Il Parlamento italiano nel 2001 ha approvato una legge con la speranza di porre fine a questa situazione, la LEGGE 8 marzo 2001 n. 40, intitolata “MISURE ALTERNATIVE ALLA DETENZIONE A TUTELA DEL RAPPORTO TRA DETENUTE E FIGLI MINORI”. Cosi non è stato. Molte mamme detenute sono escluse dai provvedimenti della legge Finocchiaro del 2001, testo che prevede la detenzione domiciliare per le madri di prole fino ai dieci anni d’età. E’ così che ancora oggi in carcere vivono circa 70 bambini, dieci anni fa ce n’erano 31. Nel 2001, anno in cui è entrata in vigore la legge, erano 63.
L’esecuzione della condanna, la certezza della pena, non possono prevalere rispetto alla tutela dei diritti inalienabili della persona, soprattutto quando si tratta dei diritti di bambini innocenti.

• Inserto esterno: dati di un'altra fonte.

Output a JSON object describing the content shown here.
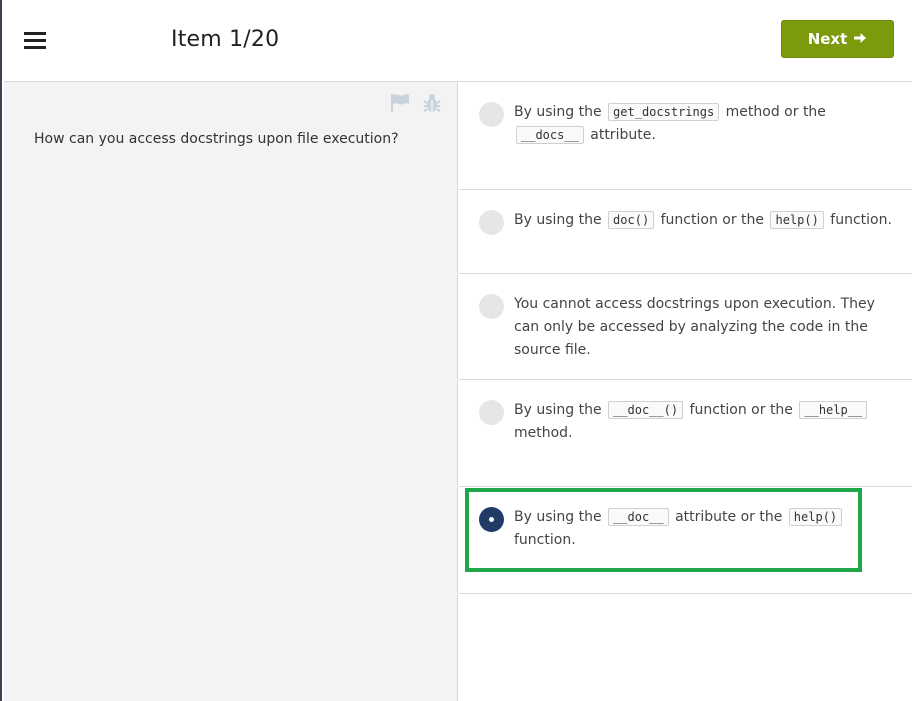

Lo Stato italiano ha il compito di mettere fine a questa ingiustizia.
CHIEDONO: 
Che il Governo e il Parlamento italiani si attivino per dare seguito alla legiferazione in materia, conferendo doverosa priorità alla calendarizzazione della discussione e della votazione delle proposte e dei disegni di legge depositati nei due rami del Parlamento, come il Disegno di legge A. S. 1129 della Sen. Donatella Poretti, e la Proposta di legge C. 1814 dell’On. Rita Bernardini, che prevedono la creazione di CASE FAMIGLIA PROTETTE, dove le madri di prole fino ai dieci anni d’età possano, in mancanza di un altro luogo dove scontare la pena, stare con i loro figli. Strutture al di fuori degli istituti di pena, rette e assistite da personale esperto in pedagogia e psicologia dell’infanzia, dove la sicurezza è garantita dalle prefetture, in coordinamento con le magistrature di sorveglianza.

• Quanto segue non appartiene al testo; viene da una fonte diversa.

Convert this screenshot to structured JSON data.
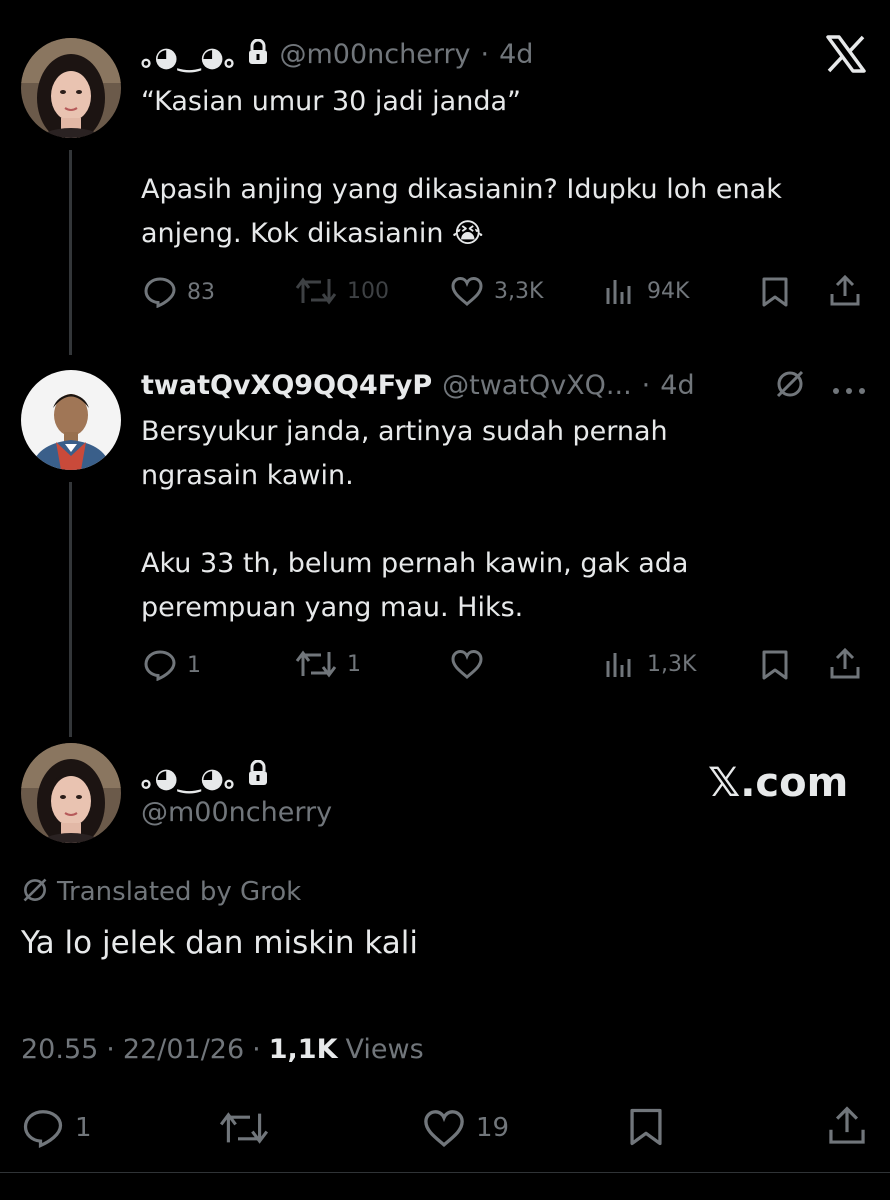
{
  "tweets": [
    {
      "display_name": "｡◕‿◕｡",
      "handle": "@m00ncherry",
      "time": "4d",
      "text": "“Kasian umur 30 jadi janda”\n\nApasih anjing yang dikasianin? Idupku loh enak\nanjeng. Kok dikasianin 😭",
      "actions": {
        "replies": "83",
        "reposts": "100",
        "likes": "3,3K",
        "views": "94K"
      }
    },
    {
      "display_name": "twatQvXQ9QQ4FyP",
      "handle": "@twatQvXQ...",
      "time": "4d",
      "text": "Bersyukur janda, artinya sudah pernah\nngrasain kawin.\n\nAku 33 th, belum pernah kawin, gak ada\nperempuan yang mau. Hiks.",
      "actions": {
        "replies": "1",
        "reposts": "1",
        "likes": "",
        "views": "1,3K"
      }
    }
  ],
  "main": {
    "display_name": "｡◕‿◕｡",
    "handle": "@m00ncherry",
    "brand": "𝕏.com",
    "translated_label": "Translated by Grok",
    "text": "Ya lo jelek dan miskin kali",
    "time": "20.55",
    "date": "22/01/26",
    "views_count": "1,1K",
    "views_label": "Views",
    "actions": {
      "replies": "1",
      "reposts": "",
      "likes": "19"
    }
  },
  "sep": "·",
  "colors": {
    "bg": "#000000",
    "text": "#e7e9ea",
    "muted": "#71767b",
    "line": "#333639"
  },
  "icons": [
    "x-logo-icon",
    "lock-icon",
    "reply-icon",
    "repost-icon",
    "like-icon",
    "views-icon",
    "bookmark-icon",
    "share-icon",
    "grok-translate-icon",
    "more-icon"
  ]
}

Chiediamo che vengano rispettati i diritti costituzionali e che la pena oltre alla funzione coercitiva abbia come reale obiettivo la rieducazione e il reinserimento del condannato, anche tramite la opportuna valorizzazione delle esperienze di maternità.
Chiediamo che il Governo e il Parlamento italiani si impegnino per l’istituzione di una Carta dei diritti dei minori figli di genitori privati della libertà personale, sia per quelli che tuttora vivono in carcere per colpe della madre, sia per tutti i figli di persone detenute, recluse, internate che si recano nei penitenziari per le visite.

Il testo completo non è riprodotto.